The mermaid had been carefully drawn, and a light pencil outline was barely visible beneath the surface of the colored markers. A small bit of green and blue glitter still clung to her tail, and she shone softly in the dim light. Her long dark hair partially concealed her face, and she looked at Seth with wide eyes. It was impossible to read her expression, and Seth wondered what he'd intended her to feel, all those years ago, when he'd drawn it. Was she just about to smile? He wondered. Or was she on the verge of crying?

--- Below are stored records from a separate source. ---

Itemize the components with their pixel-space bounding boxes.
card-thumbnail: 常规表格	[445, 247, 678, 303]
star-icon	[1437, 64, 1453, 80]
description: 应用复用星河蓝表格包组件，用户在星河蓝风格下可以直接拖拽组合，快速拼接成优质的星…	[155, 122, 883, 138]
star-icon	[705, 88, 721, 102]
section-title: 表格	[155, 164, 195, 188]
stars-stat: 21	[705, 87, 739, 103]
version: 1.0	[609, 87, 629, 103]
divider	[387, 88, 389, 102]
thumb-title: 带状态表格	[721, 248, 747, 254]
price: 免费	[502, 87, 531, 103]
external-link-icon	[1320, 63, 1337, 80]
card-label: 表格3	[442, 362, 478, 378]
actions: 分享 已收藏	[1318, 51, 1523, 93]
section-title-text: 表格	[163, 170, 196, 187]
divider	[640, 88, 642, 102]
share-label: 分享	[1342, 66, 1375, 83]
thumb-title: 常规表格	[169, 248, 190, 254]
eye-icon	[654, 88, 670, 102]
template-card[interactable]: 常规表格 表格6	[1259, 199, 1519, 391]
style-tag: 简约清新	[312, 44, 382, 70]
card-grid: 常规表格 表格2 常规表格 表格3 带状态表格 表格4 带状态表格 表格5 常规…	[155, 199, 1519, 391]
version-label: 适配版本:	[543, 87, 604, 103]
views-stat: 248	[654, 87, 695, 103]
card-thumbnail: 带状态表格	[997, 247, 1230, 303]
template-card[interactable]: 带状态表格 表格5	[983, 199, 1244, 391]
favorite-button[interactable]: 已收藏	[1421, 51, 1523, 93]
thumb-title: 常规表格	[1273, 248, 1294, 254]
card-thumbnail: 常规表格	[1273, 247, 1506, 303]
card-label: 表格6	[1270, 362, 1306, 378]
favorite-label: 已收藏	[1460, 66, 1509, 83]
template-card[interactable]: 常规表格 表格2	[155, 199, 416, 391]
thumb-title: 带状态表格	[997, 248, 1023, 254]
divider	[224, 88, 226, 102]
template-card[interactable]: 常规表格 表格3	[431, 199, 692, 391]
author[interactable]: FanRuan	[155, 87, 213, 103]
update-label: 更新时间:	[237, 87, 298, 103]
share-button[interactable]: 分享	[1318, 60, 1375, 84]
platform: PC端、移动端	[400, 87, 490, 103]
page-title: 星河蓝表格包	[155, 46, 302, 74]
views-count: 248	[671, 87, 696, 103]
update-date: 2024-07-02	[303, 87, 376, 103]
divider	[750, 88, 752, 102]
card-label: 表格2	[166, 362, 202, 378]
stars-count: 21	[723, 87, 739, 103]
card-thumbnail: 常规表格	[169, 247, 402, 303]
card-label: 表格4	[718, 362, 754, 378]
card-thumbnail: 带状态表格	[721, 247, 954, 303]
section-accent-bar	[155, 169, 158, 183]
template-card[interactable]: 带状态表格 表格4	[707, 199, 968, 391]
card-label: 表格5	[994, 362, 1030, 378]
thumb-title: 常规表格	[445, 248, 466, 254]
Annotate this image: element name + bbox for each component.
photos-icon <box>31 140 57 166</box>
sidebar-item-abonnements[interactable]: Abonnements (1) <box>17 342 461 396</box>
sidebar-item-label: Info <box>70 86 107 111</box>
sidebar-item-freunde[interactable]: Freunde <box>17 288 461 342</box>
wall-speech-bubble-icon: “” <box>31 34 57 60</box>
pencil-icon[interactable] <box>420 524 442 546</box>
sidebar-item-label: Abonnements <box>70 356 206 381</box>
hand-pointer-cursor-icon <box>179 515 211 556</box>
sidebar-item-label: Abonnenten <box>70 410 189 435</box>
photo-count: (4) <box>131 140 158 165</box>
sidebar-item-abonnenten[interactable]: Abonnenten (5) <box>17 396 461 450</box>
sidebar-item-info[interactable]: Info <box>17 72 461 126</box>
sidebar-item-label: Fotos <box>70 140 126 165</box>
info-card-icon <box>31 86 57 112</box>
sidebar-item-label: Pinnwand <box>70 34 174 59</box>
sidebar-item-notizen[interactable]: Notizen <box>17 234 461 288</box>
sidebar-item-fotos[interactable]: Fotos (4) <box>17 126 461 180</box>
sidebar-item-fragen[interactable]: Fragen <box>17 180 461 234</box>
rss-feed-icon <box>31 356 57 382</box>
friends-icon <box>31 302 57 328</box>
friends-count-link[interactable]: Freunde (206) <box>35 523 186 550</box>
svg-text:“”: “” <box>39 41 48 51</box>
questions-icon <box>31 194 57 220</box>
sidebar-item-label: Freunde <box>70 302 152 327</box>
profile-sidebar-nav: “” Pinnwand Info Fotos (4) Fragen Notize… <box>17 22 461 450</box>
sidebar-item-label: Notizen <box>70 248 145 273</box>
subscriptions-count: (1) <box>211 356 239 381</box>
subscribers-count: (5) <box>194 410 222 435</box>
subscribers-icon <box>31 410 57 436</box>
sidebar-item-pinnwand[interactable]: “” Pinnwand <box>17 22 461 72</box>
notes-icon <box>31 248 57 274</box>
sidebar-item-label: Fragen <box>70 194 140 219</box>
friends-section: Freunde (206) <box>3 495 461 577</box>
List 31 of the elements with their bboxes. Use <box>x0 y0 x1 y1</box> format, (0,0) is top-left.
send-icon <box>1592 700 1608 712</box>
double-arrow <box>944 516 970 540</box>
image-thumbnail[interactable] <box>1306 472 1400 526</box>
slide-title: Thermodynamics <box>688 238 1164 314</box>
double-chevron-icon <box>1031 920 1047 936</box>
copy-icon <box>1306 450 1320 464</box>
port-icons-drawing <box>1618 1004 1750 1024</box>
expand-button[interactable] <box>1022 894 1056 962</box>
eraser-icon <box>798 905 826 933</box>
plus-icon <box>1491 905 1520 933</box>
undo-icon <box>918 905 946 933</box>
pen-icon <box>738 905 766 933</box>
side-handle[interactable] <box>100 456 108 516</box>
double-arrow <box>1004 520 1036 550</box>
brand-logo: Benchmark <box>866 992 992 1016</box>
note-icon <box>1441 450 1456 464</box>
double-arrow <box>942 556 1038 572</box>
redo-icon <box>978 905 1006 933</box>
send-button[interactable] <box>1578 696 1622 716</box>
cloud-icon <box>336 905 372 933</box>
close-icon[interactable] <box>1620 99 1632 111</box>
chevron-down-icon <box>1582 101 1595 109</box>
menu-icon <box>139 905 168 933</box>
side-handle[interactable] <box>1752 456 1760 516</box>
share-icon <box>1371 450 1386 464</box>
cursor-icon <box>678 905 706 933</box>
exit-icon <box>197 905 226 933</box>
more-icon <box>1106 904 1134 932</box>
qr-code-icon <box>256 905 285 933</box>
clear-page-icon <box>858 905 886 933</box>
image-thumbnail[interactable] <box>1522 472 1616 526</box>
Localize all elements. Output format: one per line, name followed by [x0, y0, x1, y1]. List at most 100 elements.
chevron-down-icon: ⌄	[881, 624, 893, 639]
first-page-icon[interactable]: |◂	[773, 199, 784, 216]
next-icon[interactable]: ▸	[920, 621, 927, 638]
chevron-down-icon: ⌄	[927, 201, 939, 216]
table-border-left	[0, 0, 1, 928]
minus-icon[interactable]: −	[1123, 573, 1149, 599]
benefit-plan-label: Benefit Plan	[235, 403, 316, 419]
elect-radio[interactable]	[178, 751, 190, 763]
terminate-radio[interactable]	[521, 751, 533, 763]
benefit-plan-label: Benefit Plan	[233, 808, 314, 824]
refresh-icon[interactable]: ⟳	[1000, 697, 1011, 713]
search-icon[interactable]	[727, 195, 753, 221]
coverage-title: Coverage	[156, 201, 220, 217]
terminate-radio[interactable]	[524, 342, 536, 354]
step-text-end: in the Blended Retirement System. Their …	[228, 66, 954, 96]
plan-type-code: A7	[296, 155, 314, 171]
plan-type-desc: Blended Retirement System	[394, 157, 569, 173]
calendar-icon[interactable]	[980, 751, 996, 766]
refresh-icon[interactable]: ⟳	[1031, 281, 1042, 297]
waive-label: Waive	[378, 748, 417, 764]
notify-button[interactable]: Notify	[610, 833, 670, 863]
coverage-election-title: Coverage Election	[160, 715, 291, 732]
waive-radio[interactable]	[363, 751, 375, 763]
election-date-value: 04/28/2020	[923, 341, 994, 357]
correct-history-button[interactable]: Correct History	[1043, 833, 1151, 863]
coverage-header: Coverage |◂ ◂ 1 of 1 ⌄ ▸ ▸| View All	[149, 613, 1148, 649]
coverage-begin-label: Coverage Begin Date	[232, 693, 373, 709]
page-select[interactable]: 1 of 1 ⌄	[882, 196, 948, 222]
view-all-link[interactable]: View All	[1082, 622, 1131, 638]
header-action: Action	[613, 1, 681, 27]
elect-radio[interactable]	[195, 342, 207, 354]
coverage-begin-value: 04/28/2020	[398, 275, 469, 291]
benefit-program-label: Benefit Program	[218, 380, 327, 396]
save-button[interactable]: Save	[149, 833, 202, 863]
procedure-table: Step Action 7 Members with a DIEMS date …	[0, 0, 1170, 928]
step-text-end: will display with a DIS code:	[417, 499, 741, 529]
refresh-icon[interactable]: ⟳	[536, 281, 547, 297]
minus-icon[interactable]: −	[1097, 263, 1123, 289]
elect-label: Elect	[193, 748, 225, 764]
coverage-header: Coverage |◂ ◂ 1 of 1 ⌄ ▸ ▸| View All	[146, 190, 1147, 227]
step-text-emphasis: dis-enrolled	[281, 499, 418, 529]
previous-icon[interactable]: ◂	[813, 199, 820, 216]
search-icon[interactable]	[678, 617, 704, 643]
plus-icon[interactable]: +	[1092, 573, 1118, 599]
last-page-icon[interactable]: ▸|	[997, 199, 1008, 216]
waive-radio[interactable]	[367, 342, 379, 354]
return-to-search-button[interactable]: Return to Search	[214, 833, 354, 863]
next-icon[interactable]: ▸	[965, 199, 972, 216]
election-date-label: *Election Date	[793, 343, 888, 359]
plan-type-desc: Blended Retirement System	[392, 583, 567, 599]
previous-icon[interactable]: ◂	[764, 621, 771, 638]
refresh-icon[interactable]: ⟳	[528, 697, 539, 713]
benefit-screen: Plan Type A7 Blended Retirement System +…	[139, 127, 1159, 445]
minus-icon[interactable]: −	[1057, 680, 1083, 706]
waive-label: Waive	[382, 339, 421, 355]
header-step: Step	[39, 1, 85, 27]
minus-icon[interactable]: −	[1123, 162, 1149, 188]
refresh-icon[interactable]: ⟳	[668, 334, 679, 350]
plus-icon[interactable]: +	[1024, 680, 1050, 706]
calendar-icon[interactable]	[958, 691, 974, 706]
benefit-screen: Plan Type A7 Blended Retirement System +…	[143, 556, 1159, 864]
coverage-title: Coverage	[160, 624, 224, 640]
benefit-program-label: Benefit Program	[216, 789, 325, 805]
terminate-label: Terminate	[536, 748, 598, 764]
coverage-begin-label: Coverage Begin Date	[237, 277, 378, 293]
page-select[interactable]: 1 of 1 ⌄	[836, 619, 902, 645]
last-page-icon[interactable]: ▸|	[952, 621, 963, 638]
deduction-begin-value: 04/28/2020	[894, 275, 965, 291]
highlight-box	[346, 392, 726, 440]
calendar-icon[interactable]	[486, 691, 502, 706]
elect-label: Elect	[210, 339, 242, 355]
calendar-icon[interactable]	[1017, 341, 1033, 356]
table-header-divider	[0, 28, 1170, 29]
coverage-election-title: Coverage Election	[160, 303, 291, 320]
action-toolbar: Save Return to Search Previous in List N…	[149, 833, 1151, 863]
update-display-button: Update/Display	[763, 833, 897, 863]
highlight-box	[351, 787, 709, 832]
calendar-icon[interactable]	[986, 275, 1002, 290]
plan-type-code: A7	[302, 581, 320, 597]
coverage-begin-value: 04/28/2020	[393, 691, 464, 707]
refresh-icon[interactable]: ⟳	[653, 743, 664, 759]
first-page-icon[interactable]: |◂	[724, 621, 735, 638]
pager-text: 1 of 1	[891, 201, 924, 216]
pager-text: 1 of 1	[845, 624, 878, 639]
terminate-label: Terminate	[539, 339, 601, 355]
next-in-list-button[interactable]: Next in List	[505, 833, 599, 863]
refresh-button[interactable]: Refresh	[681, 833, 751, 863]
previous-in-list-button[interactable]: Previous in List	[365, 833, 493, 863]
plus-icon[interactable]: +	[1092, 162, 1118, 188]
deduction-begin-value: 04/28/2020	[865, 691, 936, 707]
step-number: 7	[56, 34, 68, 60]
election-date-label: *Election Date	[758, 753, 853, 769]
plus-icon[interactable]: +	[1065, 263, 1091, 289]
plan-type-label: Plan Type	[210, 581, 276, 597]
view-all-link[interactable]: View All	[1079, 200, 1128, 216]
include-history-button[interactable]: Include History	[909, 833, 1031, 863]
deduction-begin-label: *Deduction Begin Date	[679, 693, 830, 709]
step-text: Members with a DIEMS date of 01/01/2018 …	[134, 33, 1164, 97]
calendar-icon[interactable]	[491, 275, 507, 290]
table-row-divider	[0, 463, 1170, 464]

Although, he realized, when mermaids cry, no one can tell. The ocean soaks up all their tears.

The drawing was more mature than the other ones, and Seth squinted at the bottom of the picture. A caption had been written in pencil and then erased, but the writing was still visible.

"To Summer - I really like you. I hope that since you're a mermaid in this picture, you won't have to turn into one in real life, because I don't want you to swim away. - Seth"

Seth looked up, glancing around his room. He strode over to his bed and grabbed the copy of Anna Karenina he'd brought in from the car, turning pages frantically, looking for a passage.

"The study was slowly lit up as the candle was brought in. The familiar details came out: the stag's horns, the bookshelves, the looking-glass, the stove with its ventilator, which had long wanted mending, his father's sofa, a large table, on the table an open book, a broken ash tray, a manuscript book with his handwriting. As he saw all this, there came over him for an instant a doubt of the possibility of arranging the new life, of which he had been dreaming on the road. All these traces of his life seemed to clutch him, and to say to him: 'No, you're not going to get away from us, and you're not going to be different, but you're going to be the same as you've always been; with doubts, everlasting dissatisfaction with yourself, vain efforts to amend, and falls, and everlasting expectation, of a happiness which you won't get, and which isn't possible for you.' This the things said to him, but another voice in his heart was telling him that he must not fall under the sway of the past, and that one can do anything with oneself."

I'm not giving up, he vowed. Seth picked up Captain Oats and spoke to the horse. "You and me, Captain Oats. We're going to get our girl - even if we look like total idiots in the process." Seth became aware that he was talking to a plastic toy. He set Captain Oats down. "Even if I look like an idiot, even if she breaks my heart - I know that there's something there - and I'm not giving up until she admits it."